Think you don’t have time to earn the APR? Think again.
In August 2021, I stepped into a communications director role at the arts organization I had joined just a few years earlier. Honored with this leadership role, I reflected on how to build the public relations function within the organization to best achieve personal and organizational success. Seeking to expand my knowledge of industry best practices, I explored professional development courses and concluded PRSA’s Accreditation in Public Relations (APR) was the most logical and compelling program.
With the support and encouragement of my supervisor and family, I made it my 2022 goal to earn my APR. I’ll admit, I was nervous. It had been more than two decades since I’d been in a formal learning environment. But the desire to strengthen my skills and succeed in my new role outweighed the uncertainty.
I applied in January and quickly connected with the PRSA Madison chapter’s APR chair, who matched me with a mentor and helped me get started. I printed the study guide, ordered textbooks and joined a study group by March. That early structure helped turn a daunting goal into manageable steps, something every PR professional knows the value of!
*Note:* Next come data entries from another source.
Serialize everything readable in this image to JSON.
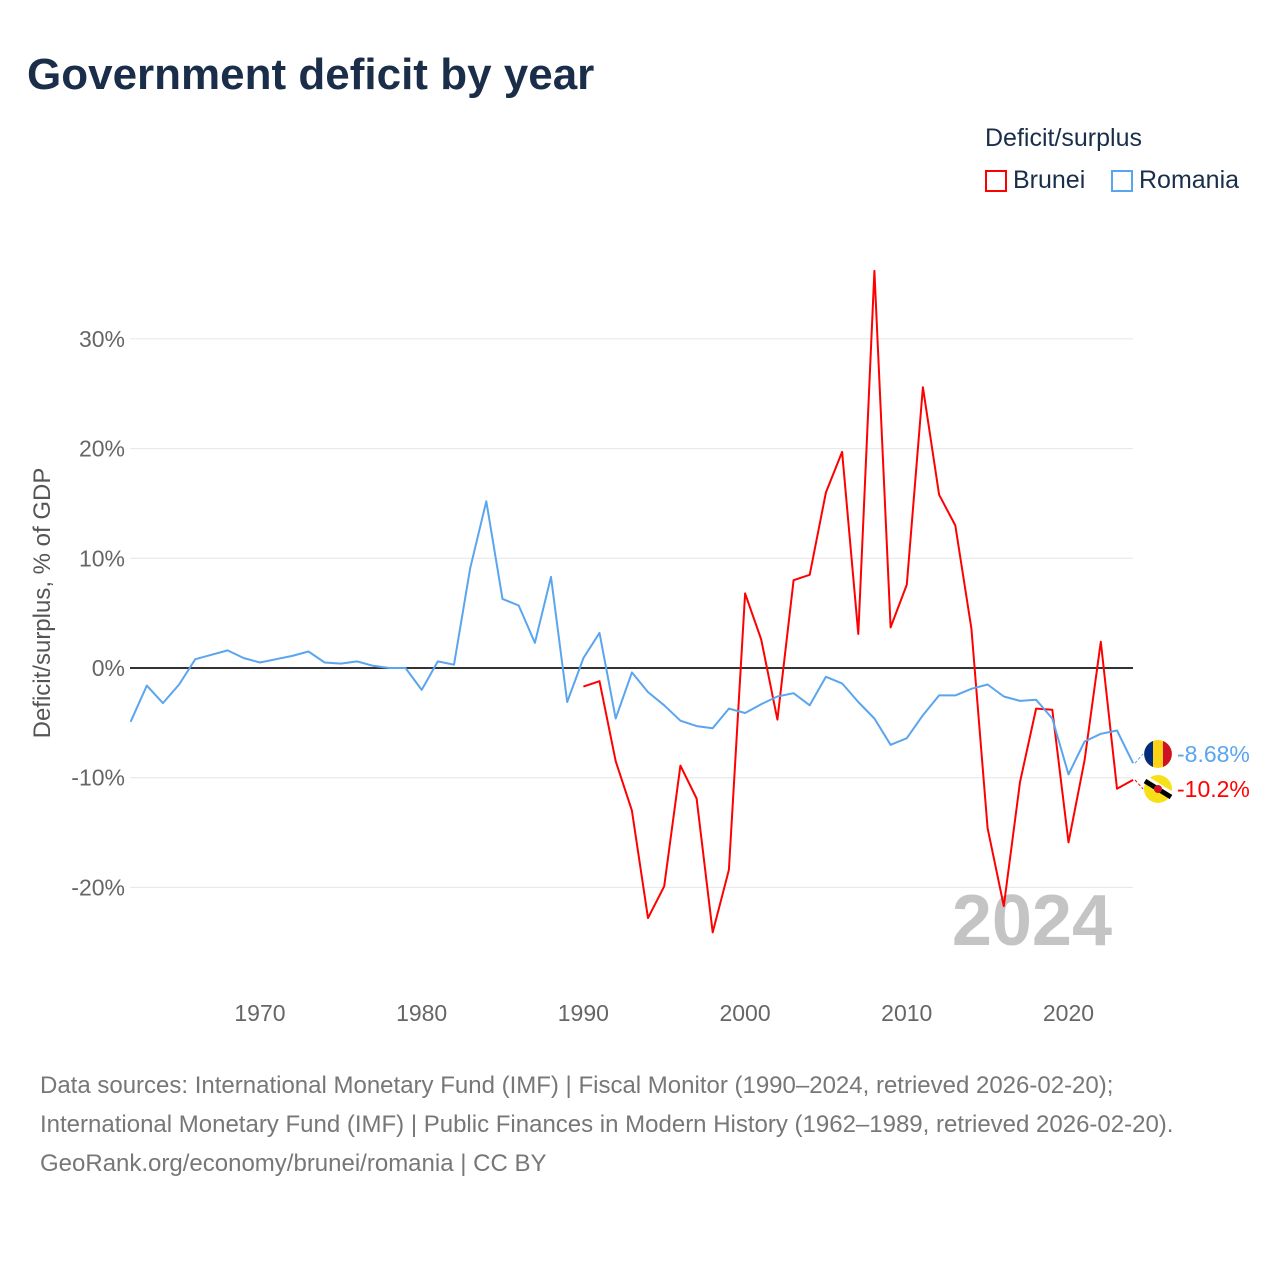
{
  "title": "Government deficit by year",
  "legend": {
    "title": "Deficit/surplus",
    "items": [
      {
        "name": "Brunei",
        "color": "#ff0000"
      },
      {
        "name": "Romania",
        "color": "#5aa5ef"
      }
    ]
  },
  "watermark_year": "2024",
  "end_labels": {
    "romania": "-8.68%",
    "brunei": "-10.2%"
  },
  "footer": {
    "sources": "Data sources: International Monetary Fund (IMF) | Fiscal Monitor (1990–2024, retrieved 2026-02-20); International Monetary Fund (IMF) | Public Finances in Modern History (1962–1989, retrieved 2026-02-20).",
    "credit": "GeoRank.org/economy/brunei/romania | CC BY"
  },
  "chart_data": {
    "type": "line",
    "title": "Government deficit by year",
    "xlabel": "",
    "ylabel": "Deficit/surplus, % of GDP",
    "xlim": [
      1962,
      2024
    ],
    "ylim": [
      -27,
      37
    ],
    "xticks": [
      1970,
      1980,
      1990,
      2000,
      2010,
      2020
    ],
    "yticks": [
      30,
      20,
      10,
      0,
      -10,
      -20
    ],
    "ytick_labels": [
      "30%",
      "20%",
      "10%",
      "0%",
      "-10%",
      "-20%"
    ],
    "grid": true,
    "legend_position": "top-right",
    "series": [
      {
        "name": "Brunei",
        "color": "#ff0000",
        "start": 1990,
        "values": [
          -1.7,
          -1.2,
          -8.5,
          -13.0,
          -22.8,
          -19.9,
          -8.9,
          -11.9,
          -24.1,
          -18.4,
          6.8,
          2.6,
          -4.7,
          8.0,
          8.5,
          16.0,
          19.7,
          3.1,
          36.2,
          3.7,
          7.6,
          25.6,
          15.8,
          13.0,
          3.6,
          -14.6,
          -21.7,
          -10.4,
          -3.7,
          -3.8,
          -15.9,
          -8.4,
          2.4,
          -11.0,
          -10.2
        ]
      },
      {
        "name": "Romania",
        "color": "#5aa5ef",
        "start": 1962,
        "values": [
          -4.9,
          -1.6,
          -3.2,
          -1.5,
          0.8,
          1.2,
          1.6,
          0.9,
          0.5,
          0.8,
          1.1,
          1.5,
          0.5,
          0.4,
          0.6,
          0.2,
          0.0,
          0.0,
          -2.0,
          0.6,
          0.3,
          9.1,
          15.2,
          6.3,
          5.7,
          2.3,
          8.3,
          -3.1,
          0.9,
          3.2,
          -4.6,
          -0.4,
          -2.2,
          -3.4,
          -4.8,
          -5.3,
          -5.5,
          -3.7,
          -4.1,
          -3.3,
          -2.6,
          -2.3,
          -3.4,
          -0.8,
          -1.4,
          -3.1,
          -4.6,
          -7.0,
          -6.4,
          -4.3,
          -2.5,
          -2.5,
          -1.9,
          -1.5,
          -2.6,
          -3.0,
          -2.9,
          -4.6,
          -9.7,
          -6.7,
          -6.0,
          -5.7,
          -8.68
        ]
      }
    ]
  }
}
As I began studying, I also started completing Section One of the Panel Presentation Questionnaire, reflecting on my communications experience and current role and responsibilities. For Section Two, due to my time constraints, I chose to focus my project on a past campaign. Around the same time, I was learning about the RPIE model—Research, Planning, Implementation and Evaluation—and began mapping my campaign against it.
RPIE was new to me in name, but not entirely in practice. I realized I had been applying many of its principles intuitively. Where my campaign lacked depth, I was able to acknowledge those gaps and explain how I would approach them differently now. That exercise alone sharpened my thinking in a way that immediately translated to my day- to-day work, especially in a role where priorities can shift quickly and clarity matters. Looking back, it’s interesting to see how I found myself applying RPIE to the APR process itself. My research came through textbooks, my mentor and my study group.
My planning included setting a clear timeline, defining goals, objectives and strategies, and pacing my workload. I dedicated evenings and weekends to steady progress, spreading reading and preparation across five months.
Implementation meant completing the questionnaire, developing my presentation and successfully presenting to a panel in August. Passing that milestone gave me a new deadline: I had four months to prepare for the exam. I created a 12-week study plan, revisiting key sections multiple times and building my own practice tests. By December, I felt ready. After a final review of terminology and concepts, I sat for the exam—and passed!
I’m proud of the outcome, but even more of the process. Setting a clear goal and schedule while breaking the work into manageable pieces made it achievable, even with a full-time job and competing priorities. Just as meaningful were the connections I built along the way with my APR chair, mentor and fellow candidates.
For anyone considering the APR, know it is absolutely possible to complete the process in 9-12 months. It requires discipline, but it’s designed to fit alongside a busy, fast- moving career. In many ways, the very skills that define public relations—adaptability and the ability to manage competing demands—are the same ones that will carry you through the process.
For me, the APR built on my experience while sharpening my strategic approach. It changed how I think about and execute projects, and that has guided me these years since achieving my APR and will be something I carry with me through the last decade of my career.
If earning your APR is something you’ve been contemplating, do it! It’s not too late to get started this year—and be framing your Certificate of Achievement by this time next year.